L’amore unisce la famiglia
Le festa di oggi è ricca di insegnamenti e di spunti di riflessioni. Il primo è che la famiglia è innanzitutto affidamento, ciascuno dei suoi membri, infatti, è affidato alla cure e alla protezione dell’altro: i piccoli ai grandi, i vecchi ai giovani. In essa ciascun membro è chiamato alla responsabilità dell’altro e il benessere di tutti dipende dall’aiuto reciproco. La famiglia è inoltre una sorgente e un circolo d’amore che vincola i suoi componenti l’uno all’altro, ed in questo amore umano Dio materializza la fecondità del suo amore divino.

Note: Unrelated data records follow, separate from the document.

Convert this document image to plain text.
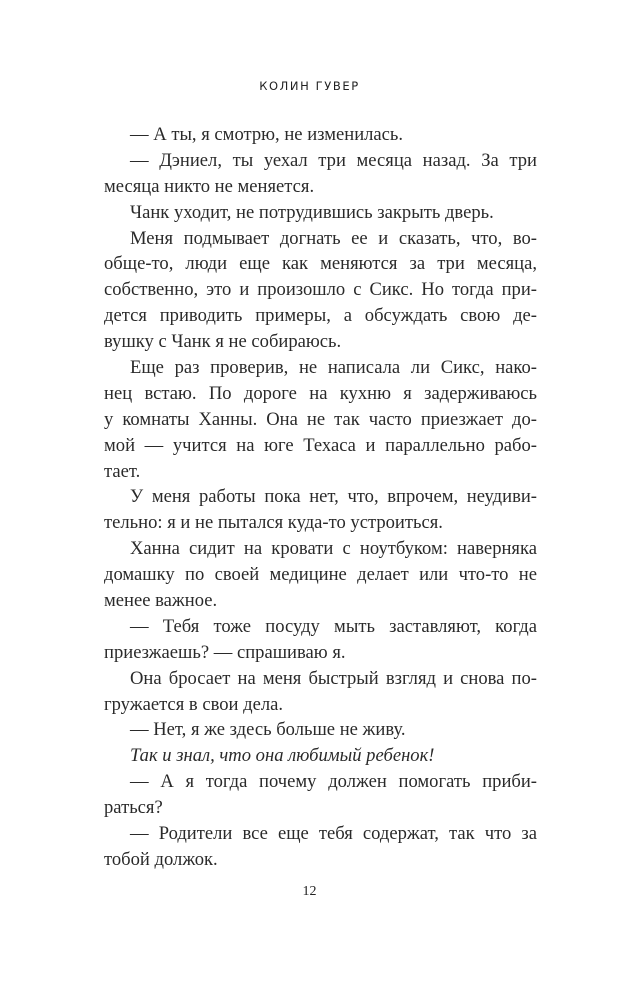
КОЛИН ГУВЕР
— А ты, я смотрю, не изменилась.
— Дэниел, ты уехал три месяца назад. За три
месяца никто не меняется.
Чанк уходит, не потрудившись закрыть дверь.
Меня подмывает догнать ее и сказать, что, во-
обще-то, люди еще как меняются за три месяца,
собственно, это и произошло с Сикс. Но тогда при-
дется приводить примеры, а обсуждать свою де-
вушку с Чанк я не собираюсь.
Еще раз проверив, не написала ли Сикс, нако-
нец встаю. По дороге на кухню я задерживаюсь
у комнаты Ханны. Она не так часто приезжает до-
мой — учится на юге Техаса и параллельно рабо-
тает.
У меня работы пока нет, что, впрочем, неудиви-
тельно: я и не пытался куда-то устроиться.
Ханна сидит на кровати с ноутбуком: наверняка
домашку по своей медицине делает или что-то не
менее важное.
— Тебя тоже посуду мыть заставляют, когда
приезжаешь? — спрашиваю я.
Она бросает на меня быстрый взгляд и снова по-
гружается в свои дела.
— Нет, я же здесь больше не живу.
Так и знал, что она любимый ребенок!
— А я тогда почему должен помогать приби-
раться?
— Родители все еще тебя содержат, так что за
тобой должок.
12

Celebrare la Sacra Famiglia è celebrare il mistero della Vita che si concretizza in ogni uomo, è celebrare la propria appartenenza a Dio che di ogni vita fa un inestimabile dono, così come leggiamo nella Prima Lettura.
Sorgente della vita
Nessuna ricchezza può consolare Abramo per la mancanza di un figlio, ed è ormai troppo vecchio per poter sperare… eppure Dio gli promette una numerosa discendenza. Abramo “credette al Signore…” e “Sara concepì e partorì ad Abramo un figlio nella vecchiaia” (I lett.). Ma l’amore e la fede di Abramo e Sara compiono il miracolo della vita, Isacco nascerà da due vecchi genitori e compirà le promesse del Signore. Molte saranno le vicende di Isacco, molte le vicende del Figlio di Dio, ma per ora le loro madri stringono al seno i loro figli, fiduciose e liete esse si affidano ancora una volta a Dio, intanto gioiscono e si dissetano a quella vita che attraverso di loro Dio dona al mondo.
Figli come dono e compito
Un ultimo insegnamento ci viene dalla Sacra Famiglia, i figli sono un “Dono” che ci viene affidato, essi non ci appartengono, noi abbiamo il compito di amarli, aiutarli a crescere ed educarli perché diventino uomini e donne di fede e di amore. Uomini e donne coerenti alla loro dignità e all’immagine di Dio impressa in loro. E proprio i figli saranno i nostri primi intercessori presso Dio, essi ci faranno assolvere o condannare a seconda delle cose che avremo loro insegnato.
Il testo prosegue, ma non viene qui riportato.